This project isn't a kit (and won't ever be) so the instructions are more laissez-faire, with many opportunities for the maker to change elements or modify the design. Take it more as a guideline (and use common sense) than a rigorous step-by-step!
To make this project you'll need:
- 36 or 37 1+ Watt LEDs. there are 2 Watt LEDs that are now easily available. For color versatility you can use 12 each of red green and blue. Or you can go with 18 each of green/blue for more effective dazzling. These range around $3 each. Look on eBay or other closeouts to get slightly-older LEDs for less. We used some older Cree XLamp XR-E 7090
- You'll also need lenses/optics for each LED. Go with narrow-beam lenses, about 20mm diameter. 6 or 5 degree will be most effective. (Like this, but make sure you get ones that match your LED)
- Balancing resistors, one for each LED. I used 1.0 ohm 1210's
- For red LEDs (and maybe green/blue depending on your power supply) you may need a choke resistor 0.5 ohm at 5W may be OK. The internal resistance of the battery and Rds of the FET will make a difference, so do math and measurements!
- 6" diameter LED plate, see the downloads page for layout. This holes the LEDs and lenses.
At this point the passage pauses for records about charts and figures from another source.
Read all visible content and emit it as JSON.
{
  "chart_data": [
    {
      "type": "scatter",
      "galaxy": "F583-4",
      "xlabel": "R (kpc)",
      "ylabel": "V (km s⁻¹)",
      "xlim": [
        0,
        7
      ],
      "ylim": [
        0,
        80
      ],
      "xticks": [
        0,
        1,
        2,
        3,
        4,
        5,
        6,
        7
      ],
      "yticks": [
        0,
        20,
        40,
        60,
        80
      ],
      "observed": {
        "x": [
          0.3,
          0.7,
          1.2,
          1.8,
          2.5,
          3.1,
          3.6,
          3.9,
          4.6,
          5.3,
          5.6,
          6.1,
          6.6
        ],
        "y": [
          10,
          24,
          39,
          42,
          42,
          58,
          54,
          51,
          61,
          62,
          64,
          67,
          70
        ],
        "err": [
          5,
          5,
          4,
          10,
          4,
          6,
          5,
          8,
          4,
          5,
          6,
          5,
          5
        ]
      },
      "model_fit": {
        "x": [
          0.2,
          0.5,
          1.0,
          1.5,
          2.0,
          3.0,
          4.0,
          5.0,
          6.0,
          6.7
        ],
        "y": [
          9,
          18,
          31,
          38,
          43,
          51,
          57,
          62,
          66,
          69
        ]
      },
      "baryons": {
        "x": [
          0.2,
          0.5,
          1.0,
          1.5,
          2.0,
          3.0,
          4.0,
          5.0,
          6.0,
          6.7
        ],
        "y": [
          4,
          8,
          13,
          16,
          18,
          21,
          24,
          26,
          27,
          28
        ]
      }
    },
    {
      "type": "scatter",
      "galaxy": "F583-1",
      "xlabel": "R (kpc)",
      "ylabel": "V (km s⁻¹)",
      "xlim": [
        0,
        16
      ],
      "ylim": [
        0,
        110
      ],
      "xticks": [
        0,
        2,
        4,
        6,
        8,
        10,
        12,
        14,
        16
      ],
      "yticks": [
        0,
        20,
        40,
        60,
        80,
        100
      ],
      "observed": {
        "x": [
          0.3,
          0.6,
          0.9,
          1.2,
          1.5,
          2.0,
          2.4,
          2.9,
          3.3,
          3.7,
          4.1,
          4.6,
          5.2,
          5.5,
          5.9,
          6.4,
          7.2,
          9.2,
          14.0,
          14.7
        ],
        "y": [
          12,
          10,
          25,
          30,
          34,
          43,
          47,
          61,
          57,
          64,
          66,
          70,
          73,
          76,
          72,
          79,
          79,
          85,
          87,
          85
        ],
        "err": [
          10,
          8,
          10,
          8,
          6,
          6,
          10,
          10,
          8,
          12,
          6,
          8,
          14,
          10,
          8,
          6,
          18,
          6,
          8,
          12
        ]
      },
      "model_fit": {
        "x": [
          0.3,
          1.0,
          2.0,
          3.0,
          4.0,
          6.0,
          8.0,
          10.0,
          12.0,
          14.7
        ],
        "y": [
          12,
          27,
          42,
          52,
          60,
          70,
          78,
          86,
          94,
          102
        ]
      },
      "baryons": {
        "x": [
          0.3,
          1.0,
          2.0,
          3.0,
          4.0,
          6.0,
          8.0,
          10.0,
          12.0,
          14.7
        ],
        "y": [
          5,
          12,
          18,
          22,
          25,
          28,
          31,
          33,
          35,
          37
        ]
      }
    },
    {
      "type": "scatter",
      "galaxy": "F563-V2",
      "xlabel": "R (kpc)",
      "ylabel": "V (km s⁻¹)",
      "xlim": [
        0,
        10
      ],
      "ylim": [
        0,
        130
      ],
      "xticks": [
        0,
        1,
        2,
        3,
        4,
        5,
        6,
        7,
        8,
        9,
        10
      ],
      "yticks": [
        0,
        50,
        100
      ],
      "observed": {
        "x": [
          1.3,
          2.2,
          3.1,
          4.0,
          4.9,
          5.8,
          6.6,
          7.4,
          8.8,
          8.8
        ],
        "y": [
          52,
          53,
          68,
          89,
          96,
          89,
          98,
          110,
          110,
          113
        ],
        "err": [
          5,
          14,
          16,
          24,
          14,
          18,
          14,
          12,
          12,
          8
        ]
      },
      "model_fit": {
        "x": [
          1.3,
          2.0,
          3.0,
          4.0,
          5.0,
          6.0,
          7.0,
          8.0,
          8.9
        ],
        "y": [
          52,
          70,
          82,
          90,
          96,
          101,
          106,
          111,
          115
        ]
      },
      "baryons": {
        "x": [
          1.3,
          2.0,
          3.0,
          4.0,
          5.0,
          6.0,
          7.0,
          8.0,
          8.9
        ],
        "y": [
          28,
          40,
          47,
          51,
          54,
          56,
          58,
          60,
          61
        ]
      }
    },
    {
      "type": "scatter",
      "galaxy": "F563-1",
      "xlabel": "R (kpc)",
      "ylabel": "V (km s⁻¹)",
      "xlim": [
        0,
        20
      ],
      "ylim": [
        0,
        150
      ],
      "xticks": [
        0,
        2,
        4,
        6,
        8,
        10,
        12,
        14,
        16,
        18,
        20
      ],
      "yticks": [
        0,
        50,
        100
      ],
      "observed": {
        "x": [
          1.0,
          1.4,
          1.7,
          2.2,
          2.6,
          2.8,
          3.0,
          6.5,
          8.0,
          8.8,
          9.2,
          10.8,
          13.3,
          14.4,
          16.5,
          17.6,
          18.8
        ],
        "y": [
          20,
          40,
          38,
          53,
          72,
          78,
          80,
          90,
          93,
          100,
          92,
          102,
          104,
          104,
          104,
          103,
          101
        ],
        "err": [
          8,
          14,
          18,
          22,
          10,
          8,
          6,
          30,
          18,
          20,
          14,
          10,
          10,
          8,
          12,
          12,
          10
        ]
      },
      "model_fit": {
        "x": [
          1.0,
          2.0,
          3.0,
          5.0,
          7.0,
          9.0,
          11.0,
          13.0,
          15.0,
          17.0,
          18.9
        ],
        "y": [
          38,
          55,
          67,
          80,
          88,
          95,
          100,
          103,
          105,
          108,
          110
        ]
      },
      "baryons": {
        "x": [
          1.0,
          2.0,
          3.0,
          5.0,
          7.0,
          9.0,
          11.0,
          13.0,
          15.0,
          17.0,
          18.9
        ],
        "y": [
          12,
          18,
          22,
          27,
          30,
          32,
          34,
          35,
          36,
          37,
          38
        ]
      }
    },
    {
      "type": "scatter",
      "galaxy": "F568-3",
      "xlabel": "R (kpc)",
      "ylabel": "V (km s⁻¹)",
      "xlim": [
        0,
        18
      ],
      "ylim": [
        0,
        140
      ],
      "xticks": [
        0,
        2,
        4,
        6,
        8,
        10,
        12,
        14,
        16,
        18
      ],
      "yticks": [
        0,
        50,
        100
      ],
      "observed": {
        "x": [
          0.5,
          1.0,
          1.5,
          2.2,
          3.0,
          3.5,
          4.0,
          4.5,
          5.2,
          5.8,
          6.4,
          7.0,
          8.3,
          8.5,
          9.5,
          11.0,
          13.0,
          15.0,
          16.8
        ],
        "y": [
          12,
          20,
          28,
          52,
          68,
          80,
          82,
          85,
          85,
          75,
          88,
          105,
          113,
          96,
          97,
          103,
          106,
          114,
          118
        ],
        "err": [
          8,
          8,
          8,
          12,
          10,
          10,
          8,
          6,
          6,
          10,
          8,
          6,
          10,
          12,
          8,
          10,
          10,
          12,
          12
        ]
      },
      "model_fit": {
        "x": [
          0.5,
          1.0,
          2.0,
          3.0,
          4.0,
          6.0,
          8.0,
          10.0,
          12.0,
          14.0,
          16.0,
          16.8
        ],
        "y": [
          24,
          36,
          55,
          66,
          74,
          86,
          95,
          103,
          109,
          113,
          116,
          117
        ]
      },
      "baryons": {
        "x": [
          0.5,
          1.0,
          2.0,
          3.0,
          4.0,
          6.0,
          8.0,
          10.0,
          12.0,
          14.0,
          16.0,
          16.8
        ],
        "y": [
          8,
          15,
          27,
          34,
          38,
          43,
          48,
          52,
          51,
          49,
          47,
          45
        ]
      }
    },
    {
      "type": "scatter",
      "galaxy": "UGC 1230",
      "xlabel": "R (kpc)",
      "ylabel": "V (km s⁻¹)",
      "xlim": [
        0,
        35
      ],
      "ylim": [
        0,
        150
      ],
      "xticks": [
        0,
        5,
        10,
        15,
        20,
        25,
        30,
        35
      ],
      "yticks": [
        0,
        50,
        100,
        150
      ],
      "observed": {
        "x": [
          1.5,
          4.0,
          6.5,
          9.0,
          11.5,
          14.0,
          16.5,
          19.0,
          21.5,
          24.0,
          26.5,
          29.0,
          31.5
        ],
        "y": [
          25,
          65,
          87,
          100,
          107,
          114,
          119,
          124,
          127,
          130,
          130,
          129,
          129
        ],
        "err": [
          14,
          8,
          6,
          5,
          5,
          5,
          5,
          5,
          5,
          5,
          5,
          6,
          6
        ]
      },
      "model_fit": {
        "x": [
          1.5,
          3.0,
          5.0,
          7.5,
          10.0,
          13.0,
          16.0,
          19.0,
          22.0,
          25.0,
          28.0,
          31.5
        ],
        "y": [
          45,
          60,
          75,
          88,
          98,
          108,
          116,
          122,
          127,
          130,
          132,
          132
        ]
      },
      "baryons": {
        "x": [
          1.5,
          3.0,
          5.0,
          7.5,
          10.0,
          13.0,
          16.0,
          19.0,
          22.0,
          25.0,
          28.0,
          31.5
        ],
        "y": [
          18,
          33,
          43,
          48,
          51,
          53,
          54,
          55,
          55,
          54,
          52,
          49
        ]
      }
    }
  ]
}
In theory a aluminum core LED is helpful but we found that for quick blasting, FR4 with copper fill worked just fine.
- 16 or 18 gauge wire for connecting things up
- 6 N Channel logic level power MOSFETs. We used FDP6030BLs. Nearly anything that can sink 2A is just fine.
- Arduino or other microcontroller. The AVR atmegax8 series such as found in the arduino is handy because it has 6 hardware PWMs. We used a DC boarduino and attached an FTDI cable to upload the firmware
- Battery capable of sourcing 4A at 4V+. 3 D cells or a lead acid is a good choice. We used a 4A 6V SLA that came with the lantern
- Heatsink. A spare AMD processor heatsink and fan worked nicely and was free!
- 9V battery + holder with switch for the arduino, seperate supplies prevent noise issues when driving such large loads
- Enclosure. We repurposed a cheap yet enormous flashlight from Sears. It was pricey at $40 but had the benefit of including a lead acid battery (which would have run almost $20 with shipping) and a basic lead acid charger.
- Power supply for testing, a ATX power supply is a good way to generate 5A+ at 5V
You'll want to start by getting an LED plate fabbed at your favorite PCB manufacturer and acquiring all the materials necessary.
Next up is the enclosure. We found the Dorcy 41-1088 lantern at Sears for about $40. It's very close to the right size so we went with it.
Open up the bottom to reveal a 6V, 4A sealed lead acid battery. This battery works pretty well. There's enough internal resistance that when the LEDs are on, the voltage out drops to 4V which is rather convenient.
Check the temperature of the LEDs, we didn't get above 58 degrees C which is pretty good.
We cut out a simple lens protector from acrylic on our laser cutter.